Apesar de a Petrobras liderar o ranking geral, a Engie foi a que mais emitiu em relação à energia que produziu.

Os dados em questão são referentes ao ano passado. De acordo com Barcellos e Silva, para 2022, a tendência é que as emissões associadas ao setor elétrico diminuam em relação a 2021, porque, de forma geral, a situação climática foi mais favorável e os reservatórios das hidrelétricas não estão em níveis críticos, o que leva ao não acionamento de termelétricas.

Vale mencionar, porém, que o estudo não consegue abarcar absolutamente todas as usinas termelétricas em ação no país, considerando somente as ligadas ao Sistema Interligado Nacional. Por exemplo, as termelétricas a biomassa (como bagaço de cana) não foram contabilizadas ?elas, contudo, emitem menos quando comparadas às de combustíveis fósseis?, aponta Barcellos e Silva.

Também não foram contabilizadas termelétricas autoprodutoras, que são conectadas a indústrias e destinadas à geração de eletricidade para essas empresas especificamente. "A indústria do petróleo e gás tem muitas termelétricas autoprodutoras que usam gás natural da própria exploração de petróleo para gerar eletricidade e alimentar a planta de exploração", diz Barcellos e Silva.

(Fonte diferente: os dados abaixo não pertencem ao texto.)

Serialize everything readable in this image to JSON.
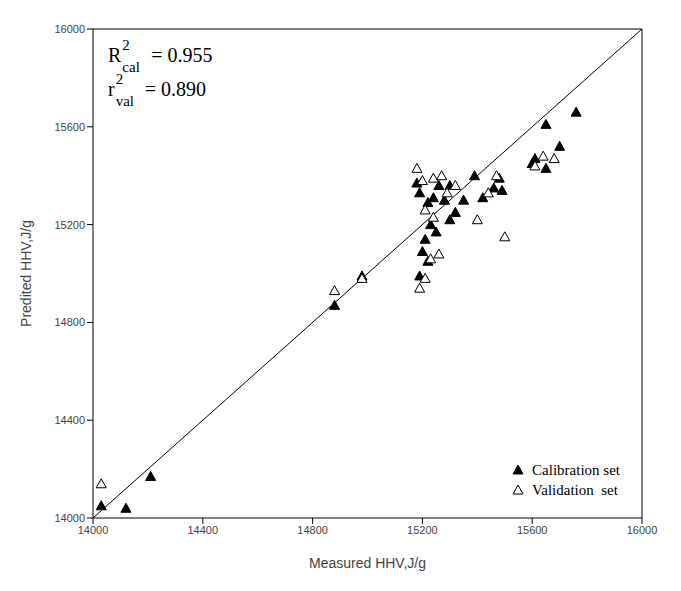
{
  "chart_data": {
    "type": "scatter",
    "x_label": "Measured HHV,J/g",
    "y_label": "Predited HHV,J/g",
    "xlim": [
      14000,
      16000
    ],
    "ylim": [
      14000,
      16000
    ],
    "xticks": [
      14000,
      14400,
      14800,
      15200,
      15600,
      16000
    ],
    "yticks": [
      14000,
      14400,
      14800,
      15200,
      15600,
      16000
    ],
    "grid": false,
    "legend": "bottom-right",
    "annotations": [
      {
        "symbol": "R",
        "superscript": "2",
        "subscript": "cal",
        "text": "= 0.955"
      },
      {
        "symbol": "r",
        "superscript": "2",
        "subscript": "val",
        "text": "= 0.890"
      }
    ],
    "series": [
      {
        "name": "Calibration set",
        "color": "#000000",
        "marker": "filled-triangle",
        "x": [
          14030,
          14120,
          14210,
          14880,
          14980,
          15180,
          15190,
          15220,
          15240,
          15260,
          15280,
          15300,
          15230,
          15250,
          15210,
          15200,
          15220,
          15190,
          15300,
          15320,
          15350,
          15390,
          15420,
          15460,
          15480,
          15490,
          15600,
          15610,
          15650,
          15700,
          15760,
          15650
        ],
        "values": [
          14050,
          14040,
          14170,
          14870,
          14990,
          15370,
          15330,
          15290,
          15310,
          15360,
          15300,
          15360,
          15200,
          15170,
          15140,
          15090,
          15050,
          14990,
          15220,
          15250,
          15300,
          15400,
          15310,
          15350,
          15390,
          15340,
          15450,
          15470,
          15430,
          15520,
          15660,
          15610
        ]
      },
      {
        "name": "Validation  set",
        "color": "#000000",
        "marker": "open-triangle",
        "x": [
          14030,
          14880,
          14980,
          15180,
          15200,
          15240,
          15270,
          15290,
          15320,
          15210,
          15240,
          15230,
          15260,
          15190,
          15210,
          15400,
          15440,
          15470,
          15500,
          15610,
          15640,
          15680
        ],
        "values": [
          14140,
          14930,
          14980,
          15430,
          15380,
          15390,
          15400,
          15330,
          15360,
          15260,
          15230,
          15060,
          15080,
          14940,
          14980,
          15220,
          15330,
          15400,
          15150,
          15440,
          15480,
          15470
        ]
      }
    ]
  }
}
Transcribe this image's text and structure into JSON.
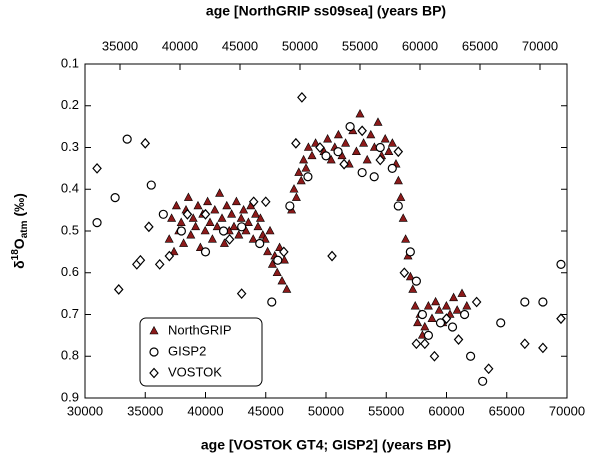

Apesar de ter impacto sobre as emissões nacionais, as termelétricas são responsáveis por cerca de 18% das emissões brasileiras (considerando os dados de 2021), segundo dados do Seeg (Sistema de Estimativas de Emissões e Remoções de Gases de Efeito Estufa). As maiores fontes de emissões do Brasil são o desmatamento e o agronegócio.

Apesar disso, Barcellos e Silva afirma que a obrigação de contratação de novas termelétricas, a partir da lei 14.182, sancionada pelo presidente Jair Bolsonaro (PL), terá um impacto significativo nas emissões do setor. Segundo o especialista, quando essas novas usinas estiverem instaladas, espera-se um acréscimo de emissões de 20 milhões de toneladas de CO2e.

"Isso representaria mais de 30% das emissões atuais do Sistema Interligado Nacional", diz Barcellos e Silva. "Por isso, é até importante repensar o trecho da lei que versa sobre a instalação dessas térmicas e quem sabe até revogá-lo."

O Brasil tem o compromisso climático internacional de reduzir suas emissões de gases-estufa. O país precisa atingir a neutralidade de carbono até 2050. Até 2025, deve reduzir 37% dos gases-estufa, em comparação com as emissões de 2005, e, em 2030, ter reduzido 50% dos gases, também em comparação com 2005.

O relatório do Iema ainda critica a falta de transparência e a qualidade dos dados disponíveis. "A fonte selecionada [para realização do estudo], Rapp/Ibama, ainda que a mais completa em termos de disponibilidade de informações de consumo de combustíveis, apresentou dados incongruentes ou ausentes para mais de 30 usinas", aponta o relatório.